Liebe Leserinnen, liebe Leser,
in unseren vorherigen Blogeinträgen, durch unseren Newsletter und unsere Homepage konntet ihr einen Überblick über unser Projektvorhaben und die Projektstrategien in dem Projekt „betreutes Wohnen für Straßenkinder“ gewinnen. Auch allgemeine Information über die Zielgruppe haben wir dargestellt. Jedoch ist uns und euch wahrscheinlich auch bewusst, dass es nicht möglich ist Personen durch allgemeine Informationen zu umschreiben. Jedes Kind und natürlich auch die Kinder von der Straße, hat seine eigene Geschichte. Um euch einen kleinen Einblick in die Hintergründe und Geschichten der Kinder zu geben haben wir im Folgenden 3 Kinder vorgestellt.

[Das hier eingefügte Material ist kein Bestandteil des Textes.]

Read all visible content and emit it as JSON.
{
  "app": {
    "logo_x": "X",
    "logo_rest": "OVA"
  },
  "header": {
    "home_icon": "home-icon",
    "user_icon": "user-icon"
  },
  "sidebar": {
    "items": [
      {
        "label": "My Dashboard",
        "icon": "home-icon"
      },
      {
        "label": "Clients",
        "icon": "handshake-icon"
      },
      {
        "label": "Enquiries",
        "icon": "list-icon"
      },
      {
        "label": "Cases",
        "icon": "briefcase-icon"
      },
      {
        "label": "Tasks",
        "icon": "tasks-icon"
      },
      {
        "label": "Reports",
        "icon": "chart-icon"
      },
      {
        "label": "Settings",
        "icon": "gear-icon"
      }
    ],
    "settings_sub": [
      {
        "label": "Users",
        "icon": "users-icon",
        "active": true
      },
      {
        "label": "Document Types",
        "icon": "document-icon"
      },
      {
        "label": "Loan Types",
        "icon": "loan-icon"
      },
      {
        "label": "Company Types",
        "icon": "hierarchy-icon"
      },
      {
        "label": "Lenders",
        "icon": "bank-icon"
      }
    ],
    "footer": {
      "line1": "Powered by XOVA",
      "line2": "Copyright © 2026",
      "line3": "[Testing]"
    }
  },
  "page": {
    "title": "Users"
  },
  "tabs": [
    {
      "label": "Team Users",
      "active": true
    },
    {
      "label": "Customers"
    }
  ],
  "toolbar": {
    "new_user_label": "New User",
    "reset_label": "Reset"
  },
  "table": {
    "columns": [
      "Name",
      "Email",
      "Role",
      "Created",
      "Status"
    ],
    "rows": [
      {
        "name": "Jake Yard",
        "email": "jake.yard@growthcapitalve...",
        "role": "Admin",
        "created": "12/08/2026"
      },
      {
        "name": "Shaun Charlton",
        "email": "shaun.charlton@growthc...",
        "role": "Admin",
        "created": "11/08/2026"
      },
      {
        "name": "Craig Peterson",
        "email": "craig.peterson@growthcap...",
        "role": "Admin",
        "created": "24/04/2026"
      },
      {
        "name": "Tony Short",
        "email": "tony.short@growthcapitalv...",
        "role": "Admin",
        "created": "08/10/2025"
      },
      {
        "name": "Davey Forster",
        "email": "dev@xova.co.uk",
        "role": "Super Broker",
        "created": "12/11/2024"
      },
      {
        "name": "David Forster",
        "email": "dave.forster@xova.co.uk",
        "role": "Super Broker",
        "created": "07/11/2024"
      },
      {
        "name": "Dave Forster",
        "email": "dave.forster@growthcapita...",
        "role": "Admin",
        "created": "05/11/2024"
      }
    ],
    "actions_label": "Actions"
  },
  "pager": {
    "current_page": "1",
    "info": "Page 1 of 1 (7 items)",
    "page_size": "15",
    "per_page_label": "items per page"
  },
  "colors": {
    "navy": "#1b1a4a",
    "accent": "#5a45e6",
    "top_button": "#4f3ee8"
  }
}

Wenn ihr den Verlauf des letzten Music Camps mitverfolgt habt, werdet ihr Sonu bereits kennen. Jedoch ist auch für ihn die Zeit während unserer Abwesendheit nicht stehen geblieben und somit ist vor allem der letzte Teil von Sonus Geschichte für alle interessant, die sich vielleicht das ein oder andere Mal gefragt haben, was aus ihn geworden ist.
Sonu- 15 Jahre alt
Sonu ist 15 Jahre alt und lebte fünf Jahre lang auf der Straße. Sein Vater verstarb, als er acht Jahre alt war.
Seine Mutter heiratete daraufhin einen neuen Mann.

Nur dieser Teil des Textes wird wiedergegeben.